Sunrise Studio’s managing partner, Peter Chan, said the FMI’s two grants – a matching one for $100,000 in 2015, and $200,000 in 2018, two-thirds funded by the organizations – were used to buy new machines and employee training. “We used to have 80 to 90 employees,” said Chan. “We’ve downsized to 40 to 50 due to the pandemic. We had to slim down to survive.
“We’re not competitive with imports, so we have to focus on better-priced products,” Chan said, noting that major clients include Veronica Beard, Nili Lotan and sometimes The Row. “On the other hand, a lot of skilled workers retired. We don’t have sufficient new blood in the industry to join the work force. The CFDA has been trying a lot. The thing is, unless we have really breakthrough technologies like robotic sewing, the industry will continue to shrink drastically.”
Since the Fashion Manufacturing Initiative’s inception, over $4.6 million has been invested to NYC-based fashion manufacturers and their workforce through the FMI Grant Fund, FMI x A Common Thread, and the Workforce Relief Collective, among others with nearly 3,200 jobs impacted over the past nine years.

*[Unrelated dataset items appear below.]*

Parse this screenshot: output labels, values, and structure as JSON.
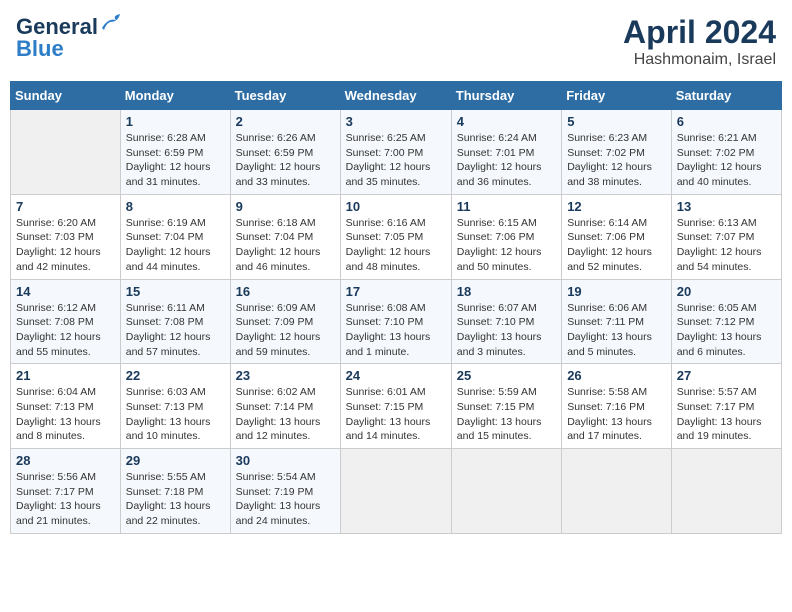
{
  "logo": {
    "line1": "General",
    "line2": "Blue",
    "bird_color": "#2e7ec7"
  },
  "title": "April 2024",
  "location": "Hashmonaim, Israel",
  "header_days": [
    "Sunday",
    "Monday",
    "Tuesday",
    "Wednesday",
    "Thursday",
    "Friday",
    "Saturday"
  ],
  "weeks": [
    [
      {
        "day": "",
        "info": ""
      },
      {
        "day": "1",
        "info": "Sunrise: 6:28 AM\nSunset: 6:59 PM\nDaylight: 12 hours\nand 31 minutes."
      },
      {
        "day": "2",
        "info": "Sunrise: 6:26 AM\nSunset: 6:59 PM\nDaylight: 12 hours\nand 33 minutes."
      },
      {
        "day": "3",
        "info": "Sunrise: 6:25 AM\nSunset: 7:00 PM\nDaylight: 12 hours\nand 35 minutes."
      },
      {
        "day": "4",
        "info": "Sunrise: 6:24 AM\nSunset: 7:01 PM\nDaylight: 12 hours\nand 36 minutes."
      },
      {
        "day": "5",
        "info": "Sunrise: 6:23 AM\nSunset: 7:02 PM\nDaylight: 12 hours\nand 38 minutes."
      },
      {
        "day": "6",
        "info": "Sunrise: 6:21 AM\nSunset: 7:02 PM\nDaylight: 12 hours\nand 40 minutes."
      }
    ],
    [
      {
        "day": "7",
        "info": "Sunrise: 6:20 AM\nSunset: 7:03 PM\nDaylight: 12 hours\nand 42 minutes."
      },
      {
        "day": "8",
        "info": "Sunrise: 6:19 AM\nSunset: 7:04 PM\nDaylight: 12 hours\nand 44 minutes."
      },
      {
        "day": "9",
        "info": "Sunrise: 6:18 AM\nSunset: 7:04 PM\nDaylight: 12 hours\nand 46 minutes."
      },
      {
        "day": "10",
        "info": "Sunrise: 6:16 AM\nSunset: 7:05 PM\nDaylight: 12 hours\nand 48 minutes."
      },
      {
        "day": "11",
        "info": "Sunrise: 6:15 AM\nSunset: 7:06 PM\nDaylight: 12 hours\nand 50 minutes."
      },
      {
        "day": "12",
        "info": "Sunrise: 6:14 AM\nSunset: 7:06 PM\nDaylight: 12 hours\nand 52 minutes."
      },
      {
        "day": "13",
        "info": "Sunrise: 6:13 AM\nSunset: 7:07 PM\nDaylight: 12 hours\nand 54 minutes."
      }
    ],
    [
      {
        "day": "14",
        "info": "Sunrise: 6:12 AM\nSunset: 7:08 PM\nDaylight: 12 hours\nand 55 minutes."
      },
      {
        "day": "15",
        "info": "Sunrise: 6:11 AM\nSunset: 7:08 PM\nDaylight: 12 hours\nand 57 minutes."
      },
      {
        "day": "16",
        "info": "Sunrise: 6:09 AM\nSunset: 7:09 PM\nDaylight: 12 hours\nand 59 minutes."
      },
      {
        "day": "17",
        "info": "Sunrise: 6:08 AM\nSunset: 7:10 PM\nDaylight: 13 hours\nand 1 minute."
      },
      {
        "day": "18",
        "info": "Sunrise: 6:07 AM\nSunset: 7:10 PM\nDaylight: 13 hours\nand 3 minutes."
      },
      {
        "day": "19",
        "info": "Sunrise: 6:06 AM\nSunset: 7:11 PM\nDaylight: 13 hours\nand 5 minutes."
      },
      {
        "day": "20",
        "info": "Sunrise: 6:05 AM\nSunset: 7:12 PM\nDaylight: 13 hours\nand 6 minutes."
      }
    ],
    [
      {
        "day": "21",
        "info": "Sunrise: 6:04 AM\nSunset: 7:13 PM\nDaylight: 13 hours\nand 8 minutes."
      },
      {
        "day": "22",
        "info": "Sunrise: 6:03 AM\nSunset: 7:13 PM\nDaylight: 13 hours\nand 10 minutes."
      },
      {
        "day": "23",
        "info": "Sunrise: 6:02 AM\nSunset: 7:14 PM\nDaylight: 13 hours\nand 12 minutes."
      },
      {
        "day": "24",
        "info": "Sunrise: 6:01 AM\nSunset: 7:15 PM\nDaylight: 13 hours\nand 14 minutes."
      },
      {
        "day": "25",
        "info": "Sunrise: 5:59 AM\nSunset: 7:15 PM\nDaylight: 13 hours\nand 15 minutes."
      },
      {
        "day": "26",
        "info": "Sunrise: 5:58 AM\nSunset: 7:16 PM\nDaylight: 13 hours\nand 17 minutes."
      },
      {
        "day": "27",
        "info": "Sunrise: 5:57 AM\nSunset: 7:17 PM\nDaylight: 13 hours\nand 19 minutes."
      }
    ],
    [
      {
        "day": "28",
        "info": "Sunrise: 5:56 AM\nSunset: 7:17 PM\nDaylight: 13 hours\nand 21 minutes."
      },
      {
        "day": "29",
        "info": "Sunrise: 5:55 AM\nSunset: 7:18 PM\nDaylight: 13 hours\nand 22 minutes."
      },
      {
        "day": "30",
        "info": "Sunrise: 5:54 AM\nSunset: 7:19 PM\nDaylight: 13 hours\nand 24 minutes."
      },
      {
        "day": "",
        "info": ""
      },
      {
        "day": "",
        "info": ""
      },
      {
        "day": "",
        "info": ""
      },
      {
        "day": "",
        "info": ""
      }
    ]
  ]
}
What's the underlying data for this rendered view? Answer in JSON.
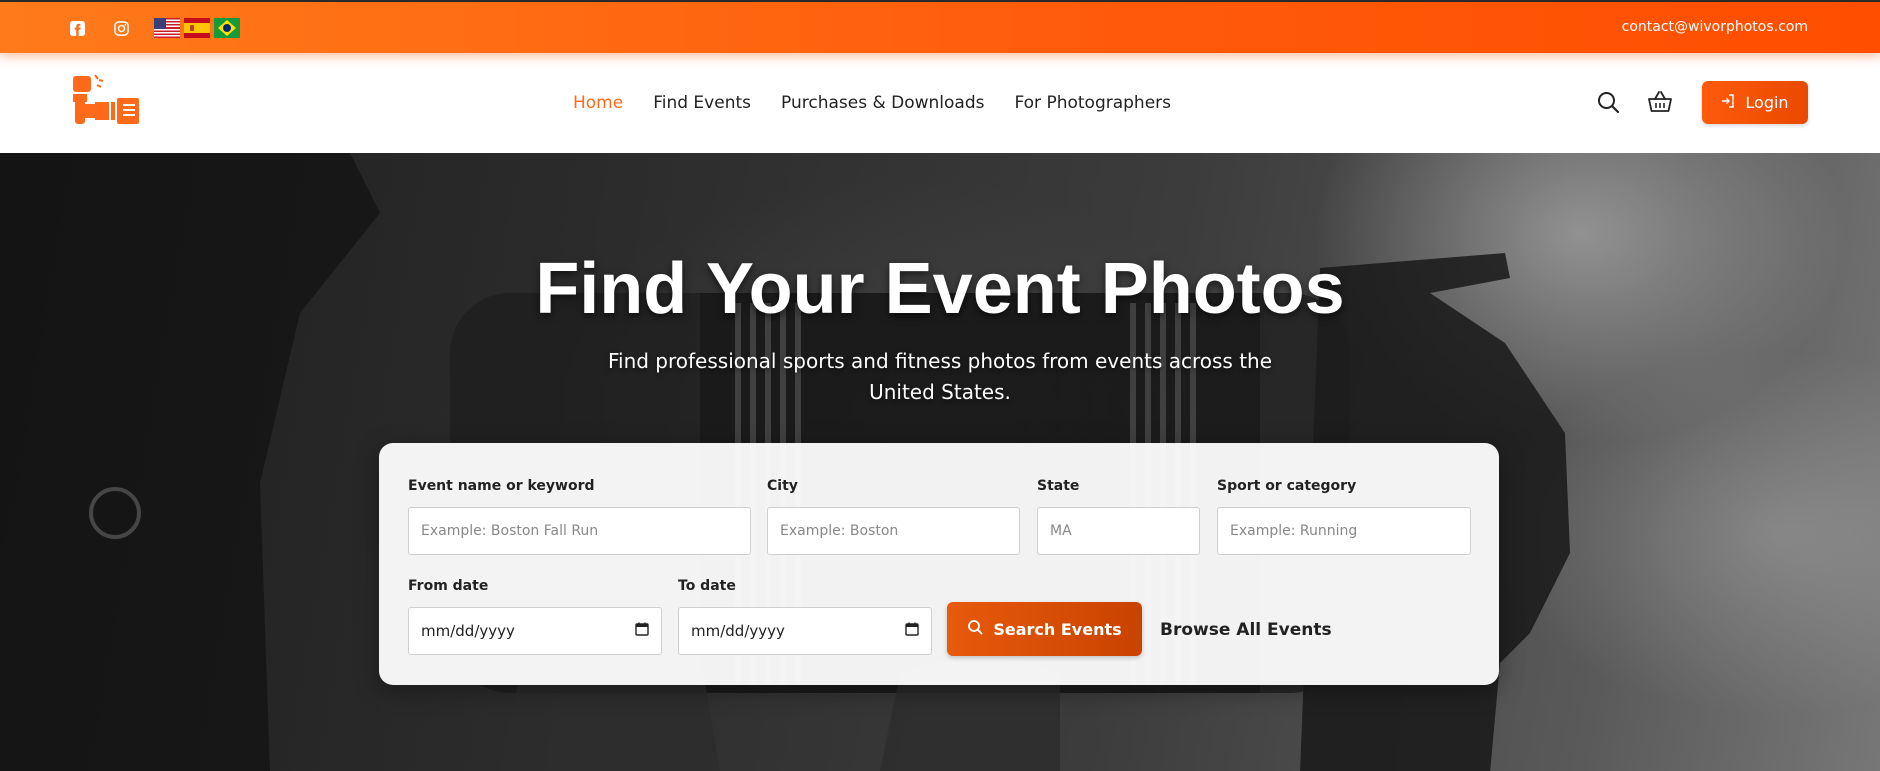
{
  "topbar": {
    "icons": {
      "facebook": "facebook-icon",
      "instagram": "instagram-icon"
    },
    "languages": [
      {
        "code": "en",
        "icon": "flag-us-icon"
      },
      {
        "code": "es",
        "icon": "flag-es-icon"
      },
      {
        "code": "pt",
        "icon": "flag-br-icon"
      }
    ],
    "contact_email": "contact@wivorphotos.com"
  },
  "nav": {
    "items": [
      {
        "label": "Home",
        "active": true
      },
      {
        "label": "Find Events",
        "active": false
      },
      {
        "label": "Purchases & Downloads",
        "active": false
      },
      {
        "label": "For Photographers",
        "active": false
      }
    ],
    "search_icon": "search-icon",
    "cart_icon": "basket-icon",
    "login_label": "Login",
    "login_icon": "login-icon"
  },
  "hero": {
    "title": "Find Your Event Photos",
    "subtitle": "Find professional sports and fitness photos from events across the United States."
  },
  "search_form": {
    "keyword": {
      "label": "Event name or keyword",
      "placeholder": "Example: Boston Fall Run",
      "value": ""
    },
    "city": {
      "label": "City",
      "placeholder": "Example: Boston",
      "value": ""
    },
    "state": {
      "label": "State",
      "placeholder": "MA",
      "value": ""
    },
    "sport": {
      "label": "Sport or category",
      "placeholder": "Example: Running",
      "value": ""
    },
    "from_date": {
      "label": "From date",
      "placeholder": "mm/dd/yyyy",
      "value": ""
    },
    "to_date": {
      "label": "To date",
      "placeholder": "mm/dd/yyyy",
      "value": ""
    },
    "submit_label": "Search Events",
    "browse_label": "Browse All Events"
  },
  "colors": {
    "brand_orange": "#ff5a0a",
    "active_link": "#ff6a1a",
    "search_button": "#d44e06",
    "text_dark": "#222222"
  }
}
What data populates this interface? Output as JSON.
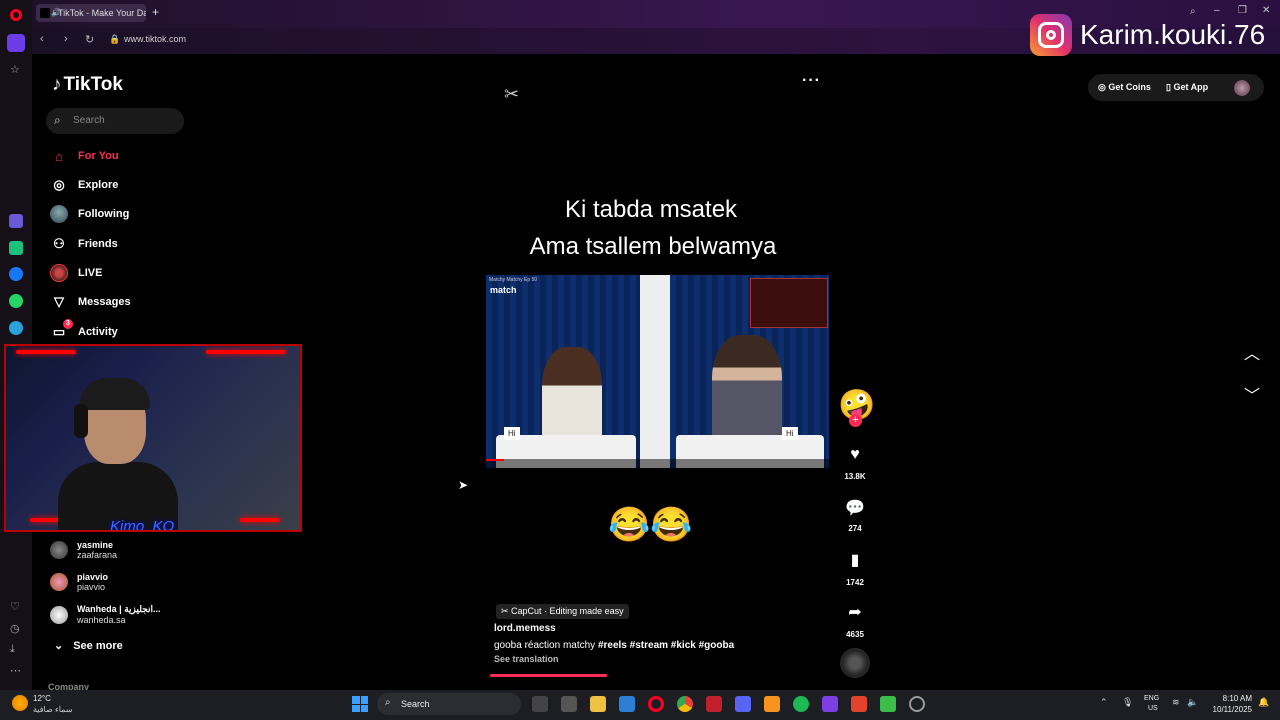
{
  "browser": {
    "tab_title": "TikTok - Make Your Day",
    "new_tab": "+",
    "url": "www.tiktok.com",
    "back": "‹",
    "forward": "›",
    "reload": "↻"
  },
  "overlay": {
    "ig_handle": "Karim.kouki.76"
  },
  "sidebar": {
    "logo": "TikTok",
    "search_placeholder": "Search",
    "nav": [
      {
        "label": "For You"
      },
      {
        "label": "Explore"
      },
      {
        "label": "Following"
      },
      {
        "label": "Friends"
      },
      {
        "label": "LIVE"
      },
      {
        "label": "Messages"
      },
      {
        "label": "Activity",
        "badge": "3"
      }
    ],
    "accounts": [
      {
        "name": "yasmine",
        "handle": "zaafarana"
      },
      {
        "name": "piavvio",
        "handle": "piavvio"
      },
      {
        "name": "Wanheda | انجليزية...",
        "handle": "wanheda.sa"
      }
    ],
    "see_more": "See more",
    "company": "Company"
  },
  "webcam": {
    "label": "Kimo_KO"
  },
  "video": {
    "caption_line1": "Ki tabda msatek",
    "caption_line2": "Ama tsallem belwamya",
    "clip_brand": "match",
    "clip_subtitle": "Matchy Matchy Ep 50",
    "hi_left": "Hi",
    "hi_right": "Hi",
    "emoji": "😂😂",
    "effect": "CapCut · Editing made easy",
    "author": "lord.memess",
    "description": "gooba réaction matchy",
    "tags": [
      "#reels",
      "#stream",
      "#kick",
      "#gooba"
    ],
    "see_translation": "See translation",
    "more": "···",
    "progress": 0.34
  },
  "actions": {
    "likes": "13.8K",
    "comments": "274",
    "saves": "1742",
    "shares": "4635"
  },
  "header": {
    "get_coins": "Get Coins",
    "get_app": "Get App"
  },
  "taskbar": {
    "temp": "12°C",
    "weather": "سماء صافية",
    "search": "Search",
    "lang1": "ENG",
    "lang2": "US",
    "time": "8:10 AM",
    "date": "10/11/2025"
  },
  "colors": {
    "accent": "#fe2c55",
    "brand_ig": "#e1306c"
  }
}
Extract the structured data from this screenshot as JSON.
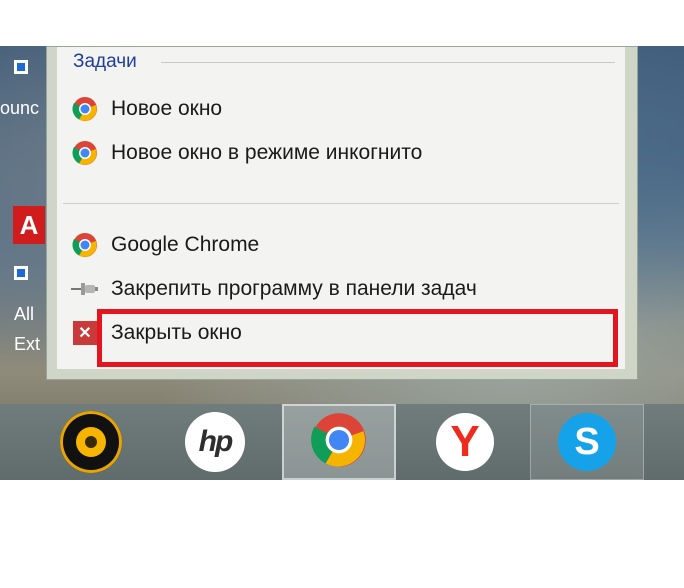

The CFDA also expanded its overarching domestic manufacturing network throughout the United States. From past retail collaborations with Banana Republic in Los Angeles to a Barneys New York capsule in New York, to growing engagements alongside national organizations in local markets including the Industrial Sewing and Innovation Center (ISAIC), Urban Manufacturing Alliance and the Garment Workers Center. The CFDA’s Production Directory also expanded in 2017 to become a national database of fashion manufacturers in 2017, bringing more than 320 resources to the American designer community.
“I’m very happy that the CFDA [and the NYCEDC] have been giving grants and helping people keep production in the United States,” said Cornejo. “In this day and age, it’s good to know where your clothes are made.”